October 21, 2009
Intrepid explorers in search of a home
Still need convincing? Let's look at each housing option as it relates to a gerbil’s natural tendencies.
Gerbils love to dig. In their natural desert habitat, they create complex, interconnected tunnels and burrows that provide shelter, protection from predators, food storage, and a secure place to raise their young.
Wire cages have bases too shallow to hold enough bedding for gerbils to indulge their burrowing instincts, and the open sides mean that a lot of bedding gets kicked out of the cage.
On the other hand, a large aquarium with its solid siding accommodates plenty of bedding for enthusiastic digging and tunneling and keeps the surrounding area tidy. It also lets in light; gerbils are diurnal animals, meaning active during the day, so need to be placed near a window (but not in direct sun) so they can experience cycles of day and night.
Gerbils are chewers. In fact, their health depends on it. As with all rodents, their teeth must be ground down regularly, and this occurs in the wild by virtue of the foods they eat. A gerbil’s front teeth grow continuously throughout his life, so regular wear and tear is important; however, in captivity a gerbil’s food may not do an adequate job, so gnawing is a normal activity for them.
Gerbils are such insistent gnawers that they can destroy a plastic habitat. Chewed plastic pieces can also present health and safety risks if they are ingested. Gerbils may also chew so much on the bars of wire cages that they get sores on their noses.
The glass siding of an aquarium, however, is practically indestructible.
The great escape
Gerbils test their enclosures constantly. They are curious animals who are eager to see what’s around the next corner, even if it means temporarily leaving the comfort of their homes. Their small size and powerful back legs that aid in jumping and digging make them clever escape artists.
Wire cages offer tempting spaces to squeeze through (gerbils can fit through openings as small as half an inch), and plastic habitats are susceptible to damage from chewing.
But an aquarium prevents breakouts as long as it has a well-fitting mesh cover.
Gerbils are understandably wary of sudden intrusions into their space, as well as potential predators such as the family dog or cat. For this reason, aquariums are an especially good choice for gerbil owners with young children or pets. The solid siding prevents poking from small fingers and it blocks access by other pets. In addition, the transparency of the glass allows for easy viewing of gerbil activity.
Aquariums: what to look for
Many pet supply stores don’t market aquariums specifically for gerbils, but you can usually find them in the fish and aquatic sections of these stores or online.
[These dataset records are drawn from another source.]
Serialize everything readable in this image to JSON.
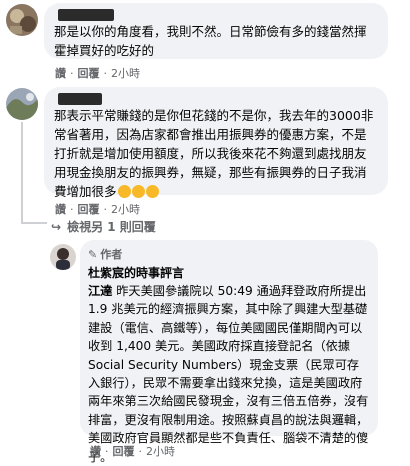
{
  "comments": [
    {
      "text": "那是以你的角度看，我則不然。日常節儉有多的錢當然揮霍掉買好的吃好的",
      "actions": {
        "like": "讚",
        "reply": "回覆",
        "time": "2小時"
      }
    },
    {
      "text": "那表示平常賺錢的是你但花錢的不是你，我去年的3000非常省著用，因為店家都會推出用振興券的優惠方案，不是打折就是增加使用額度，所以我後來花不夠還到處找朋友用現金換朋友的振興券，無疑，那些有振興券的日子我消費增加很多",
      "actions": {
        "like": "讚",
        "reply": "回覆",
        "time": "2小時"
      }
    }
  ],
  "view_replies": "檢視另 1 則回覆",
  "author_reply": {
    "badge": "作者",
    "name": "杜紫宸的時事評言",
    "mention": "江達",
    "text": " 昨天美國參議院以 50:49 通過拜登政府所提出 1.9 兆美元的經濟振興方案，其中除了興建大型基礎建設（電信、高鐵等），每位美國國民僅期間內可以收到 1,400 美元。美國政府採直接登記名（依據 Social Security Numbers）現金支票（民眾可存入銀行），民眾不需要拿出錢來兌換，這是美國政府兩年來第三次給國民發現金，沒有三倍五倍券，沒有排富，更沒有限制用途。按照蘇貞昌的說法與邏輯，美國政府官員顯然都是些不負責任、腦袋不清楚的傻子。",
    "actions": {
      "like": "讚",
      "reply": "回覆",
      "time": "2小時"
    }
  }
}
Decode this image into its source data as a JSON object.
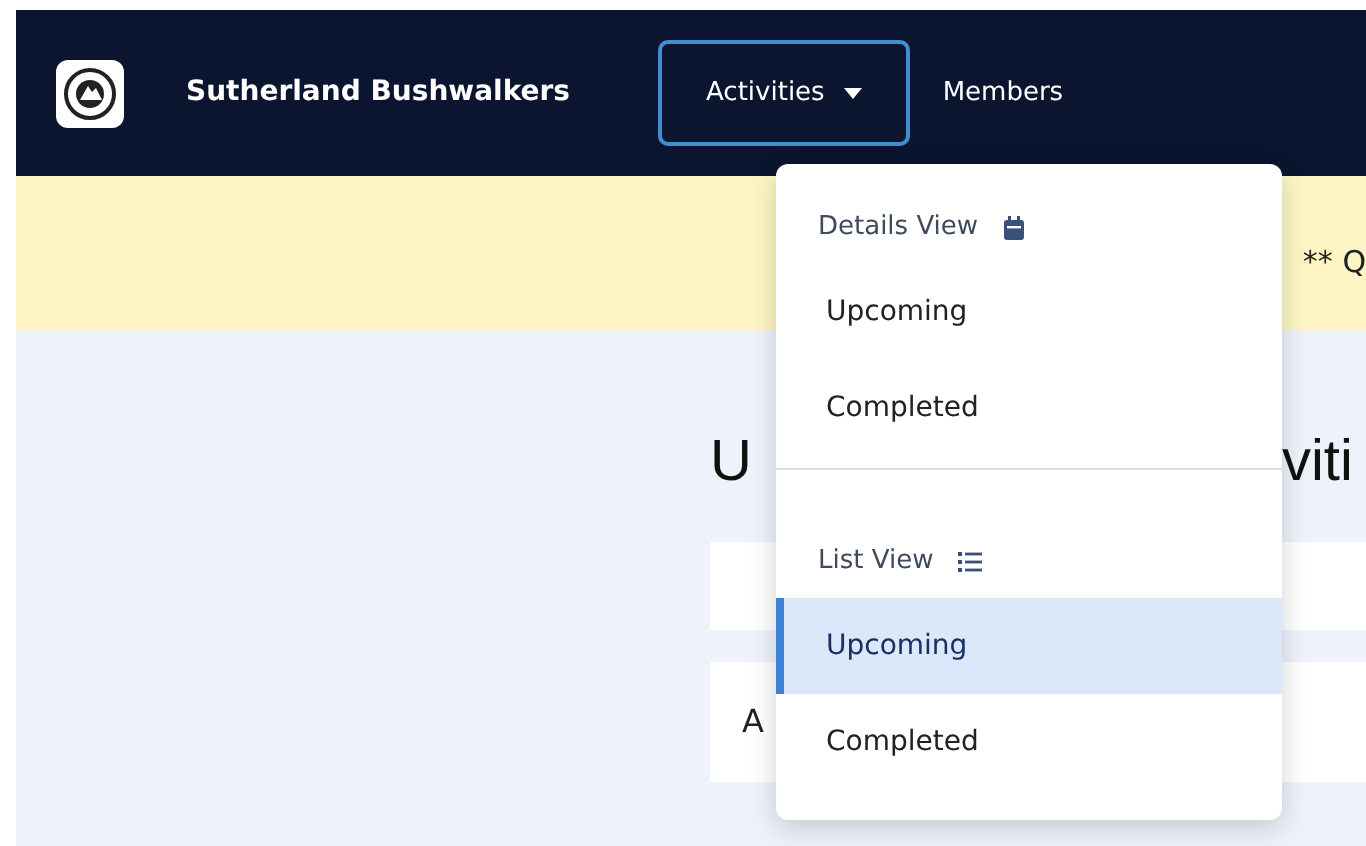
{
  "navbar": {
    "brand": "Sutherland Bushwalkers",
    "items": [
      {
        "label": "Activities",
        "kind": "dropdown",
        "expanded": true
      },
      {
        "label": "Members",
        "kind": "link",
        "expanded": false
      }
    ]
  },
  "banner": {
    "text": "** Q"
  },
  "page": {
    "heading_parts": [
      "U",
      "viti"
    ],
    "cards": [
      {
        "text": "A"
      }
    ]
  },
  "dropdown": {
    "sections": [
      {
        "header": "Details View",
        "items": [
          {
            "label": "Upcoming",
            "selected": false
          },
          {
            "label": "Completed",
            "selected": false
          }
        ]
      },
      {
        "header": "List View",
        "items": [
          {
            "label": "Upcoming",
            "selected": true
          },
          {
            "label": "Completed",
            "selected": false
          }
        ]
      }
    ]
  }
}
The Internet is also a great place to locate secondhand aquariums for sale.
Size: Aquariums should be no smaller than 10 gallons, and the rule of thumb is that bigger is better. Consider not only size but also shape—a long aquarium is preferable to a tall aquarium with unused height.
Since gerbils are very social animals who do best when housed together, remember to provide a larger aquarium for groups larger than two.
The American Gerbil Society offers these guidelines for the ratio of gerbils to aquarium size:
Two gerbils: 10-gallon aquarium
Three gerbils: 15-gallon aquarium
Four or five gerbils: 20-gallon aquarium
Six gerbils: 30-gallon aquarium
Look for: Well-fitting cover with durable wire mesh (gerbils are varsity-level chewers who can easily gnaw through thin screen).
Price: $25 and up for a basic 10-gallon aquarium. The mesh covers are often sold separately.
Aquarium housing is the right choice for gerbils, but it's not perfect. One of the main drawbacks is poor ventilation, which can have a big impact on temperature and air quality. To address this issue, take these preventative steps:
- Place the aquarium away from strong heat sources such direct sunlight, wood stoves, fireplaces, or heating vents.
- Select a location that's draft-free (e.g. away from doors and on an elevated surface).
- Maintain a room temperature of 65-75 degrees Fahrenheit.
- Be a stickler about weekly cleaning; trapped ammonia fumes from your gerbil’s soiled bedding are unpleasant and can cause respiratory problems if allowed to build up.